Unavoidable subgraphs in Ramsey graphs
Christian Reiher, Vojtěch Rödl, Mathias Schacht
TL;DR
The paper investigates unavoidable local subgraph structures in Ramsey graphs for a fixed target graph $F$ by leveraging the girth Ramsey theorem to force forest-like arrangements of copies of $F$. It develops both positive forcing results for specific $F$ (notably cycles and balanced complete multipartite graphs) and negative results showing that such forcing can fail for other $F$, including constructions based on ordered hypergraphs.
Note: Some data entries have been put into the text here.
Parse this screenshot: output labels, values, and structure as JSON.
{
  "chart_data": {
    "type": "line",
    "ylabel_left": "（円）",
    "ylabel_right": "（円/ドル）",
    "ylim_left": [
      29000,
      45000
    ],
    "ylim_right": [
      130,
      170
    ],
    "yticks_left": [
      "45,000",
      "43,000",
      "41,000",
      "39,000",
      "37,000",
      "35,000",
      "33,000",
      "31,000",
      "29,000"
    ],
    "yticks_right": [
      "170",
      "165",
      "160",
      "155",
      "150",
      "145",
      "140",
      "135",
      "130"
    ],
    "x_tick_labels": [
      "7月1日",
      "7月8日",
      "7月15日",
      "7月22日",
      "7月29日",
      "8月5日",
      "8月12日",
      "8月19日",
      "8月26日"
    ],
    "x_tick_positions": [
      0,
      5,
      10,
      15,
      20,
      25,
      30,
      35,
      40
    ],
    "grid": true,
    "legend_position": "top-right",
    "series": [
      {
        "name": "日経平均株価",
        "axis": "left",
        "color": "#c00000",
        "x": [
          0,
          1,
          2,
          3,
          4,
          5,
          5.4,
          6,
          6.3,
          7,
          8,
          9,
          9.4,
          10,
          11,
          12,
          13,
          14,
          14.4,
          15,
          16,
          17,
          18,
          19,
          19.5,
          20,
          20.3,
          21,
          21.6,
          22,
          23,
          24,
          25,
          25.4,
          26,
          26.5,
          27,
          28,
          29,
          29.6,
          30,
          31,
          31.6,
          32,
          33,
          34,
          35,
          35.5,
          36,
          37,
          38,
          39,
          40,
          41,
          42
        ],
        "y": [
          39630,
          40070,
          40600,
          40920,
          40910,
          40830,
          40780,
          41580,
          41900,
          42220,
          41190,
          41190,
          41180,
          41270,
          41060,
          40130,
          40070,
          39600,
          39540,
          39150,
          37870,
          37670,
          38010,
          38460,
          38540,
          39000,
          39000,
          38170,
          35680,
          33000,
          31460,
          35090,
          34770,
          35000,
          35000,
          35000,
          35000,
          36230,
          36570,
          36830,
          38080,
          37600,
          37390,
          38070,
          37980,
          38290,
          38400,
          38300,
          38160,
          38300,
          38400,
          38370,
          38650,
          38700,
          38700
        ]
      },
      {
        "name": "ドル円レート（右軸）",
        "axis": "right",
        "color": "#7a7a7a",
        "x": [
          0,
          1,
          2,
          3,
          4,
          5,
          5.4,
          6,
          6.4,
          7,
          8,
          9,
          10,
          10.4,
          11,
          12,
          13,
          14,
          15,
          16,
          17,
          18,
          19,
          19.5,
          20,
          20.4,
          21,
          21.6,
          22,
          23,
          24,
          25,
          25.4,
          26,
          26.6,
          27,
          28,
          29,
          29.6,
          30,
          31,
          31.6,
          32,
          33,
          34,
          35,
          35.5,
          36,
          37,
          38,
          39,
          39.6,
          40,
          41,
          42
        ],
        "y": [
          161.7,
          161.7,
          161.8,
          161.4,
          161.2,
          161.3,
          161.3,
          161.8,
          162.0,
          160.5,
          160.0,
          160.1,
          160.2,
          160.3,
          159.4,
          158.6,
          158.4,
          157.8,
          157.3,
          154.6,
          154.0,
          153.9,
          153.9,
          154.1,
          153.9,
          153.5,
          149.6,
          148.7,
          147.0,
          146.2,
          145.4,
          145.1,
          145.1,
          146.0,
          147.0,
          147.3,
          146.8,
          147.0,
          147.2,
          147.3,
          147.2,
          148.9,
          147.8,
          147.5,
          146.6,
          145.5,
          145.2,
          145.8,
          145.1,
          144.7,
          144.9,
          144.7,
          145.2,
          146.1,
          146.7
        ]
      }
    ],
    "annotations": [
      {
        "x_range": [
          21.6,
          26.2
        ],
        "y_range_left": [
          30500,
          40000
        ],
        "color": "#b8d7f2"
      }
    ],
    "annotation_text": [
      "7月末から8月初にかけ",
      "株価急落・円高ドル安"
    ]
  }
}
It introduces ordered variants of the girth theorem, derives graphs $F_S$ from hypergraphs, and demonstrates Ramsey graphs that avoid forests of copies of these derived graphs. The work further examines global Ramsey properties via the $2$-density $m_2(F)$, proving that forests do not raise $m_2$ and establishing infinitude results for Ramsey graphs containing cycles, as well as existence results for $F$-free subgraphs of substantial density inside Ramsey graphs. Collectively, the results illuminate the tension between local forest-like structures and global Ramsey phenomena, and they connect combinatorial forcing, hypergraph orderings, and density considerations to map the landscape of Ramsey graphs for a broad class of graphs $F$.
Abstract
We study subgraphs that appear in large Ramsey graphs for a given graph $F$. The recent girth Ramsey theorem of the first two authors asserts that there are Ramsey graphs such that all small subgraphs are `forests of copies of $F$' amalgamated on vertices and edges. We derive a few further consequences from this structural result and investigate to which extent such forests of copies must be present in Ramsey graphs.